Harmologa toroterma is a species of moth of the family Tortricidae. This species was first described by George Hudson in 1925. It is endemic to New Zealand, where it has been recorded in Central Otago on the South Island as well as possibly in the Nokomai Range near Garston. Adults are on the wing in February and possibly also in March. It is said to be an autumn emerging species.

== Taxonomy ==
This species was first described by George Hudson in 1925 using a specimen collected by Charles E. Clarke in Mount Ida, Central Otago, in February. Hudson went on to discuss and illustrate this species in his 1928 book The butterflies and moths of New Zealand. This species is regarded as being taxonomically unresolved as it likely belongs to another genus. It is therefore also known as Harmologa (s.l.) toroterma.
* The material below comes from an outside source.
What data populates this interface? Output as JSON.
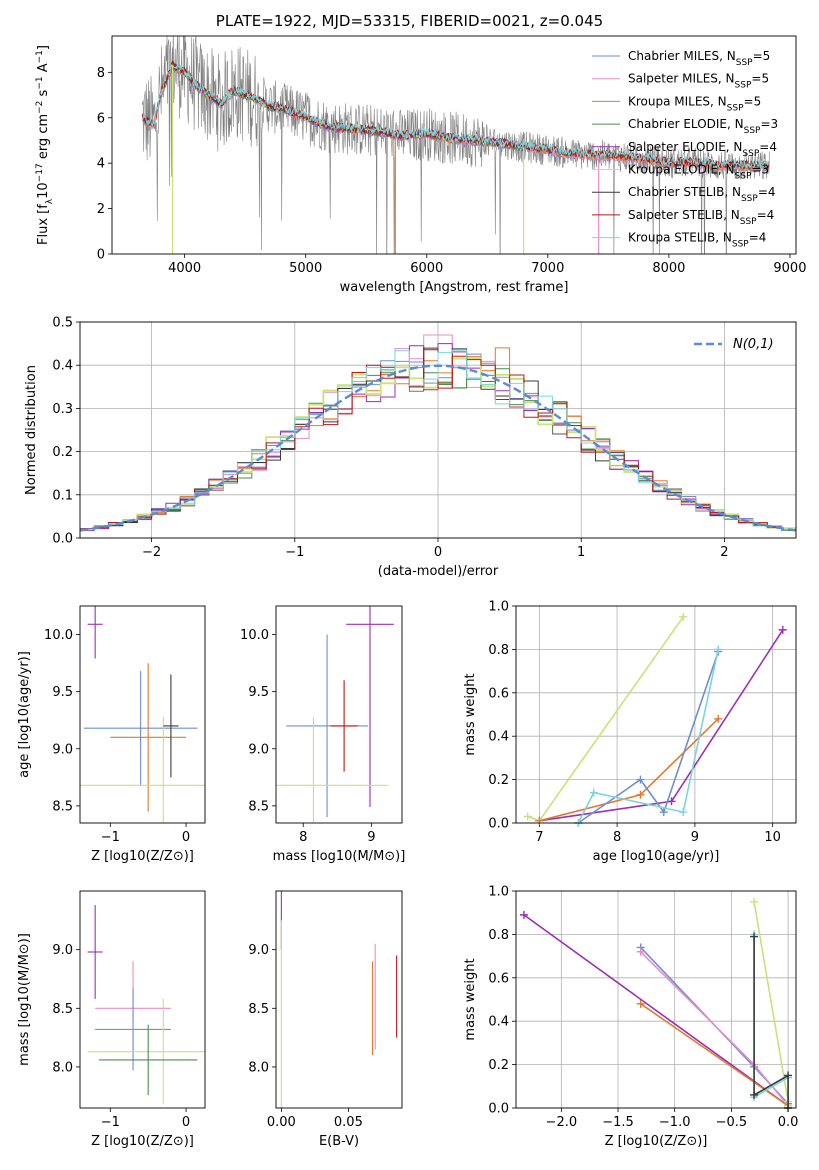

The male holotype is held at Te Papa.

==Description==
Hudson described this species as follows:

The expansion of the wings is almost 1 inch. The fore-wings are elongate-oblong, with the termen almost straight; pale brownish-ochreous, with numerous brown and yellowish-brown transverse strigulae; a faint suffused purplish-grey basal patch, its outer edge strongly angulated and partly outlined in blackish; another suffused triangular patch on costa before middle, having at its apex a cloudy reddish-brown discal spot; a very distinct, fine wavy subterminal line, having beyond it a broad pale terminal band containing a row of brown dots; the cilia are pale brown, with darker basal line. The hindwings are pale ochreous, with several series of faint grey spots; the cilia are pale ochreous.

==Distribution==
This species is endemic to New Zealand. It has been observed in Central Otago and possibly Southland.

== Behaviour ==
This species has been collected on the wing in February and possibly March. It is said to be an autumn emerging species and was also possibly collected on the Nokomai Range about Garston at 1100 m in March 1987.